Wives of missing Thai, Lao activists seek action over disappearances

Thomson Reuters Foundation: 20 December 2016

(L-R) Rights activists Shui Meng Ng, Angkhana Neelapaijit, Pinnipa Preuksapan and Angkhana’s daughter Pratubjit Neelapaijit at a news conference in Bangkok, Thailand, December 19, 2017. Thomson Reuters Foundation/Alisa Tang

By Alisa Tang

BANGKOK, Dec 20 (Thomson Reuters Foundation) – The wives of three prominent Southeast Asian human rights campaigners who went missing after being detained by the authorities have united to urge Laos and Thailand to end impunity over forced disappearances.

All three women have become vocal critics of forced disappearances in a region where activists highlighting abuses over human, labour and land rights routinely face threats and violence. Some are gunned down, harassed through lawsuits, or simply “disappeared”.

“The biggest struggle is to get answers,” said Shui Meng Ng, whose husband Sombath Somphone, a Lao activist campaigning for rural development, went missing in December 2012.

The internationally acclaimed activist was last seen at a police checkpoint in the Lao capital Vientiane.

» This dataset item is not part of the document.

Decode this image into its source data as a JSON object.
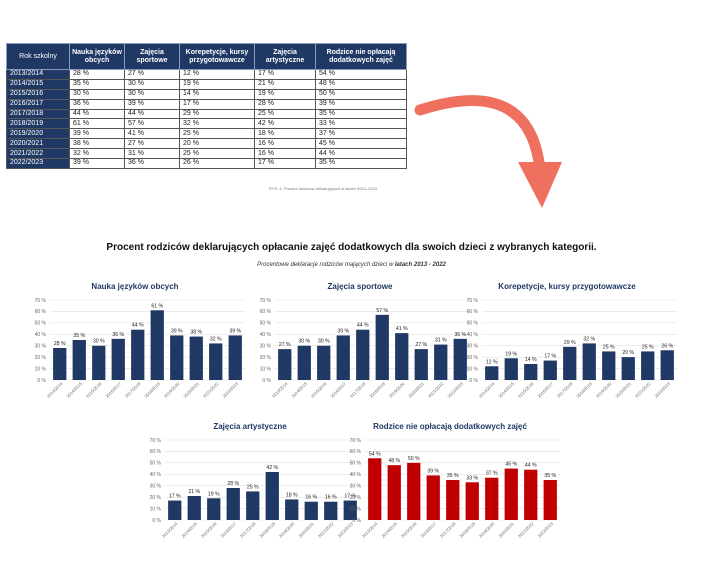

Shui Meng reported Sombath’s case to police, asked lawyers for help, met with ministers and wrote to the prime minister. But her efforts to get information have been fruitless so far, she said.

“At every level, and you are faced with a wall,” Shui Meng told a joint news conference in Bangkok on Monday.

“Now after four years, I realise it’s not just Sombath – there are thousands who have disappeared, and we need to find justice. We need truth… It’s a fight against state impunity.”

Pinnipa Preuksapan – whose husband Pholachi “Billy” Rakchongcharoen, an ethnic Karen land rights activist, went missing after being detained by Thai national park authorities, on April 17, 2014 – said police would not take her case seriously.

“The police said ‘How can you file a case? Someone who has been arrested is not missing,'” Pinnapa said.

Thai human rights commissioner Angkhana Neelapaijit said it was painful to see policemen acquitted for the 2004 abduction of her husband, prominent Muslim lawyer and activist Somchai Neelapaijit, climb the ranks of power.

“They’re still promoted to higher and higher positions,” she said, adding that proving cases of forced disappearances by state authorities continues to be a huge challenge.

“It is murder without a body, so whoever tries to find the evidence will not find anything.”